The opening poem in Churches, titled “Potential Energy is Stored Energy,” highlights this question of faith.  A porter lying in the snow, a victim of the explosion of a bomb planted on board a train, thinks of the infant son he and his wife had lost to fever. Neither the porter, now approaching death, nor his wife, in his memory of their son’s passing, voices the supplications a reader might expect.  Rather, it is the anthropomorphized bomb that utters its prayers, ominously, to heaven, just before its stored energy is destructively released: “I give this to you, Lord, /in a wisp of smoke, in splinters /scattered in the wind and love.” These final words of the bomb are set beside the porter’s last moments in which present and past have become one, and his wife’s words to their fevered infant are now applicable also to himself: “Oh breathe, breathe, his wife was saying, /while the great unmelting snows concealed his eyes, /and up to the waiting heavens /this black plume rose.”  The God of the poem is the God of bombs (and bombers) and while his heaven may be waiting, it is a heaven that admits only the smoke of wreckage.

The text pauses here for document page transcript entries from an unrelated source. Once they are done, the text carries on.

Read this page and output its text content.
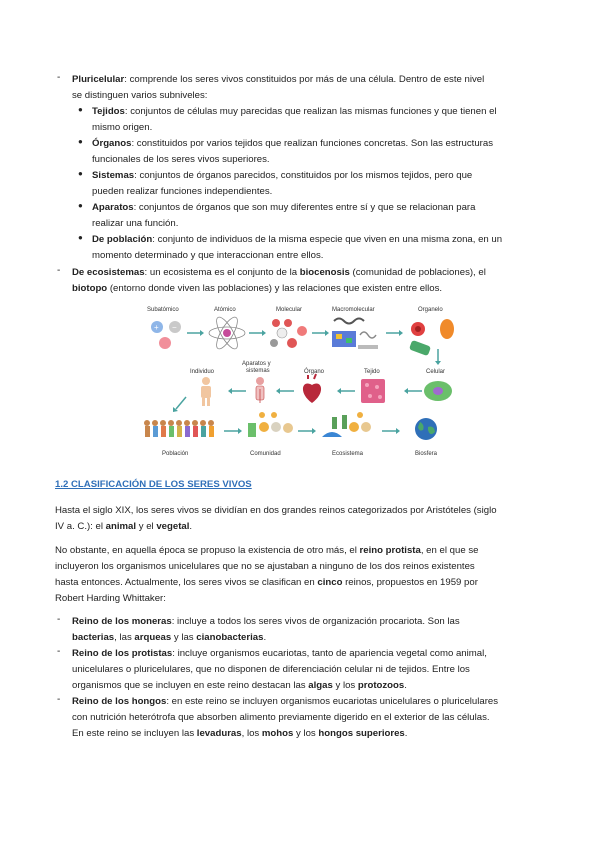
- Pluricelular: comprende los seres vivos constituidos por más de una célula. Dentro de este nivel
se distinguen varios subniveles:
● Tejidos: conjuntos de células muy parecidas que realizan las mismas funciones y que tienen el
mismo origen.
● Órganos: constituidos por varios tejidos que realizan funciones concretas. Son las estructuras
funcionales de los seres vivos superiores.
● Sistemas: conjuntos de órganos parecidos, constituidos por los mismos tejidos, pero que
pueden realizar funciones independientes.
● Aparatos: conjuntos de órganos que son muy diferentes entre sí y que se relacionan para
realizar una función.
● De población: conjunto de individuos de la misma especie que viven en una misma zona, en un
momento determinado y que interaccionan entre ellos.
- De ecosistemas: un ecosistema es el conjunto de la biocenosis (comunidad de poblaciones), el
biotopo (entorno donde viven las poblaciones) y las relaciones que existen entre ellos.
Subatómico	Atómico	Molecular	Macromolecular	Organelo
+ −
Aparatos y
sistemas
Individuo	Órgano	Tejido	Celular
Población	Comunidad	Ecosistema	Biosfera
1.2 CLASIFICACIÓN DE LOS SERES VIVOS
Hasta el siglo XIX, los seres vivos se dividían en dos grandes reinos categorizados por Aristóteles (siglo
IV a. C.): el animal y el vegetal.
No obstante, en aquella época se propuso la existencia de otro más, el reino protista, en el que se
incluyeron los organismos unicelulares que no se ajustaban a ninguno de los dos reinos existentes
hasta entonces. Actualmente, los seres vivos se clasifican en cinco reinos, propuestos en 1959 por
Robert Harding Whittaker:
- Reino de los moneras: incluye a todos los seres vivos de organización procariota. Son las
bacterias, las arqueas y las cianobacterias.
- Reino de los protistas: incluye organismos eucariotas, tanto de apariencia vegetal como animal,
unicelulares o pluricelulares, que no disponen de diferenciación celular ni de tejidos. Entre los
organismos que se incluyen en este reino destacan las algas y los protozoos.
- Reino de los hongos: en este reino se incluyen organismos eucariotas unicelulares o pluricelulares
con nutrición heterótrofa que absorben alimento previamente digerido en el exterior de las células.
En este reino se incluyen las levaduras, los mohos y los hongos superiores.
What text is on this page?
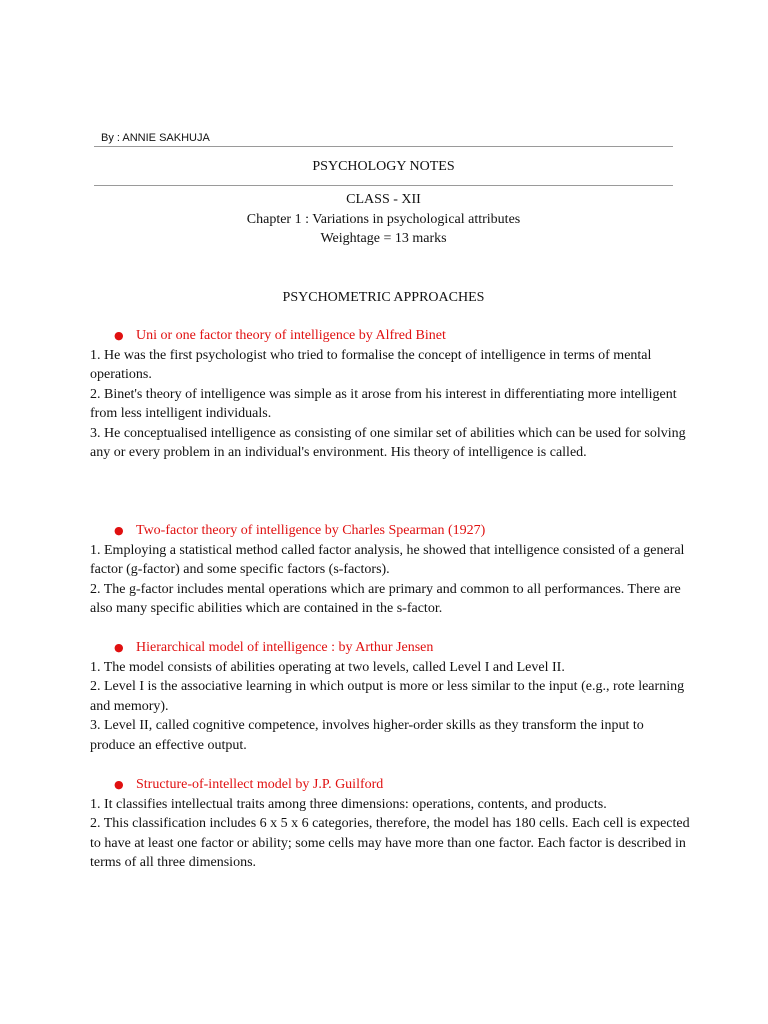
By : ANNIE SAKHUJA
PSYCHOLOGY NOTES
CLASS - XII
Chapter 1 : Variations in psychological attributes
Weightage = 13 marks
PSYCHOMETRIC APPROACHES
● Uni or one factor theory of intelligence by Alfred Binet

1. He was the first psychologist who tried to formalise the concept of intelligence in terms of mental operations.

2. Binet's theory of intelligence was simple as it arose from his interest in differentiating more intelligent from less intelligent individuals.

3. He conceptualised intelligence as consisting of one similar set of abilities which can be used for solving any or every problem in an individual's environment. His theory of intelligence is called.

● Two-factor theory of intelligence by Charles Spearman (1927)

1. Employing a statistical method called factor analysis, he showed that intelligence consisted of a general factor (g-factor) and some specific factors (s-factors).

2. The g-factor includes mental operations which are primary and common to all performances. There are also many specific abilities which are contained in the s-factor.

● Hierarchical model of intelligence : by Arthur Jensen

1. The model consists of abilities operating at two levels, called Level I and Level II.

2. Level I is the associative learning in which output is more or less similar to the input (e.g., rote learning and memory).

3. Level II, called cognitive competence, involves higher-order skills as they transform the input to produce an effective output.

● Structure-of-intellect model by J.P. Guilford

1. It classifies intellectual traits among three dimensions: operations, contents, and products.

2. This classification includes 6 x 5 x 6 categories, therefore, the model has 180 cells. Each cell is expected to have at least one factor or ability; some cells may have more than one factor. Each factor is described in terms of all three dimensions.
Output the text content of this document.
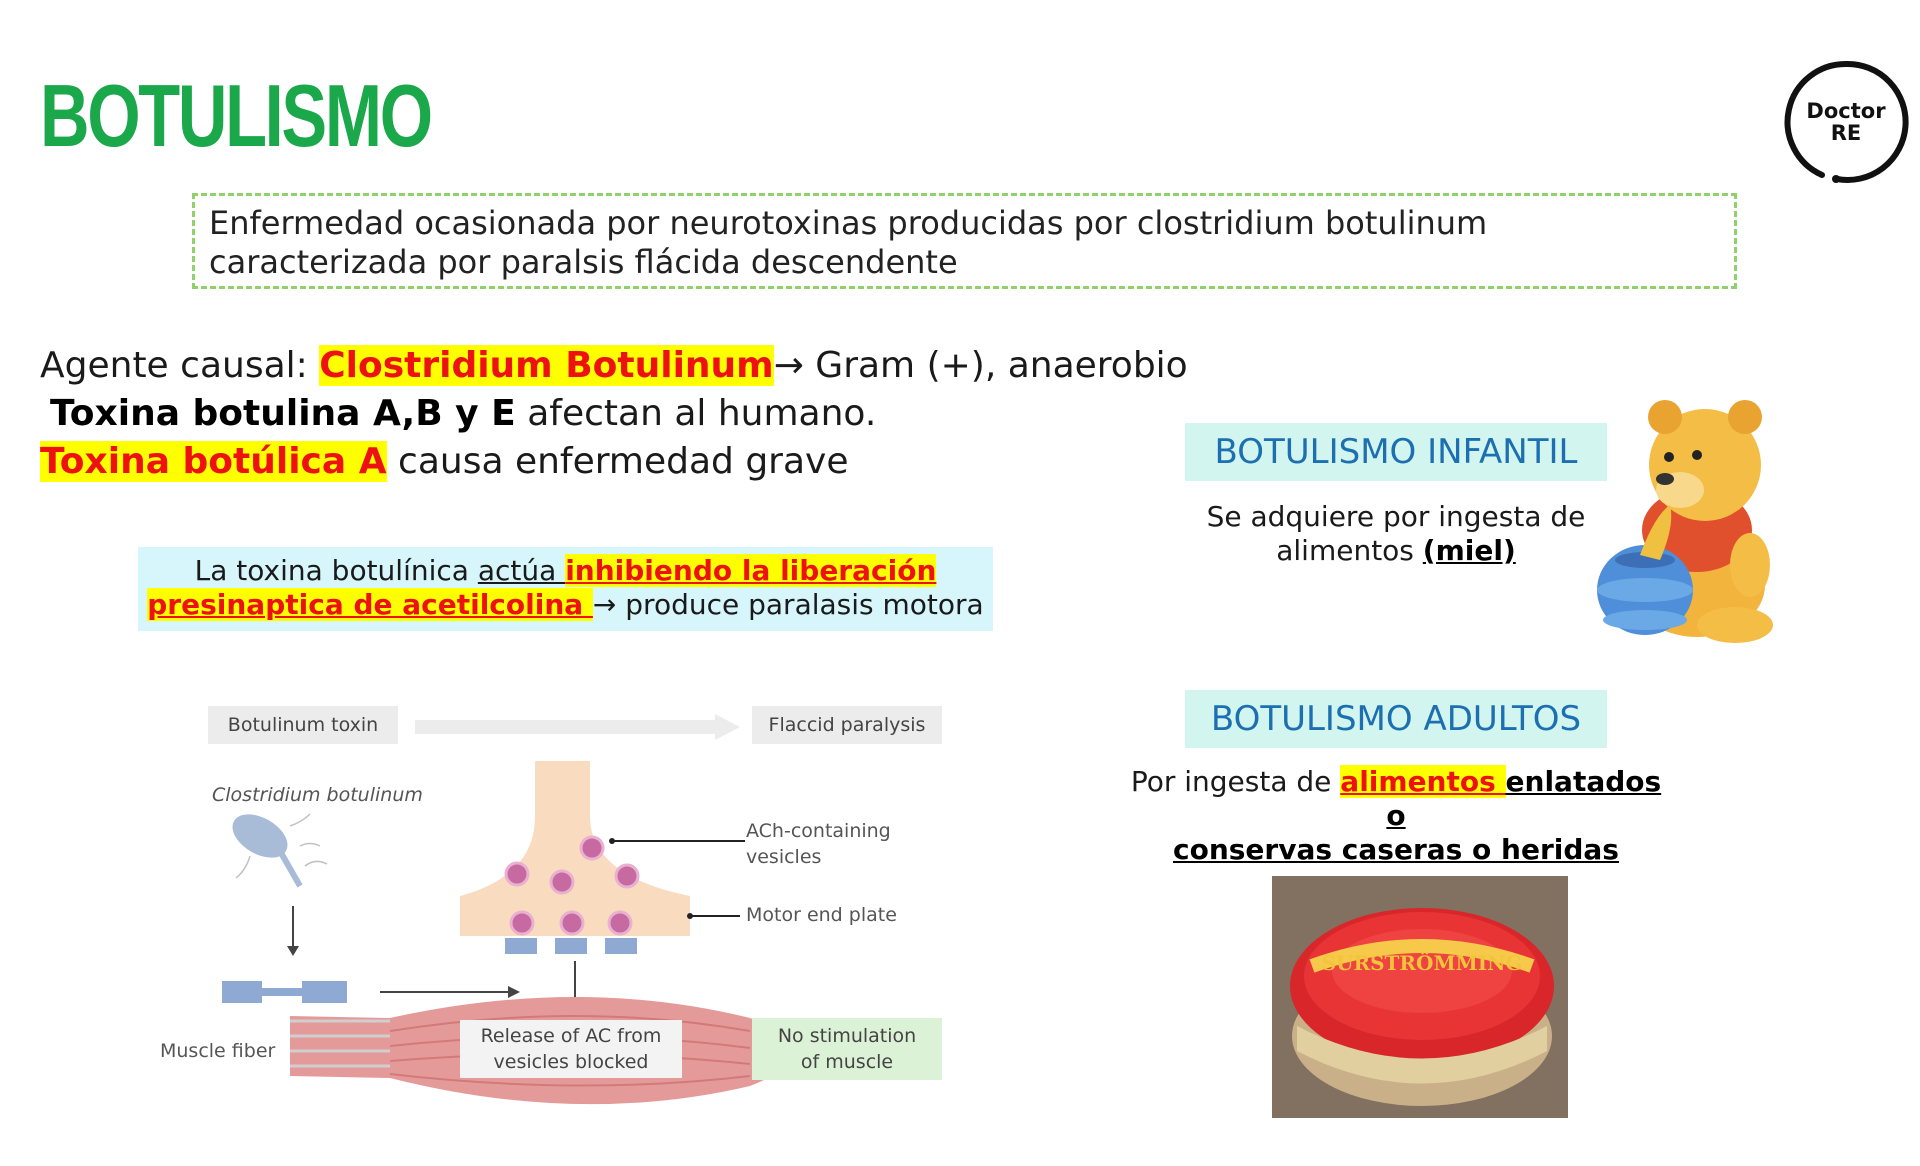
BOTULISMO	Doctor
RE
Enfermedad ocasionada por neurotoxinas producidas por clostridium botulinum
caracterizada por paralsis flácida descendente
Agente causal: Clostridium Botulinum→ Gram (+), anaerobio
Toxina botulina A,B y E afectan al humano.
Toxina botúlica A causa enfermedad grave
La toxina botulínica actúa inhibiendo la liberación
presinaptica de acetilcolina → produce paralasis motora
BOTULISMO INFANTIL
Se adquiere por ingesta de
alimentos (miel)
BOTULISMO ADULTOS
Por ingesta de alimentos enlatados o
conservas caseras o heridas
SURSTRÖMMING
Botulinum toxin	Flaccid paralysis
Clostridium botulinum
ACh-containing
vesicles
Motor end plate
Muscle fiber
Release of AC from
vesicles blocked
No stimulation
of muscle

If religious faith can no longer be of any consolation, then where do we seek solace against a harsh world?  One replacement for faith, portrayed as largely ineffective and even harmful, is the numbing power of medication.  The little white paper pill cup is ubiquitous throughout the book, a grail in which the speakers of the poems often seek solutions.  That white cup looks bright against a backdrop of black smoke, but it is a brightness, the poems seem to argue, that obscures rather than reveals — its promise of cure seems as unreal, as unattainable as heaven.  The poem titled “Paper Cup” offers the constant refrain “Here are your pills” until, in its final line, we are told: “Here are the last of your pills, little white zeros in a cup.”  In a world that rains down the pain-killer Lortab like manna, there still aren’t enough pills to cure what ails us.

Churches approaches the existential problem of the death of God primarily in order to illustrate both the insufficiency of our answers and the effects of this failure.  Consider the elderly speaker of “Sunday Afternoon in the Park” who, rather than being situated in the scene of the title is, instead, a mere observer, trapped within the linoleum floored world of a retirement home where the orderly’s cry of “Pills, pills, pills”  leads the speaker to identify her as “the crazy woman /down the hall.”  Such an institutionalized existence pales in comparison to even the quotidian world of people waiting for buses that exists outside the speaker’s window.  After making some perceptive observations of the scene, the speaker wistfully, and tragically, declares,

How I love a cool Sunday morning

high above the park

after a rain.

If I could, I would jump

right through this window.

These lines are tragic largely because they illustrate real human potential, struggling, however unsuccessfully, against terms of confinement that, unlike mortality, are not necessary.  We don’t have to keep the elderly drugged and shut up in homes, and the poem reminds us that this problem, among others, is man-made. It requires a God neither to blame for it, nor to solve it.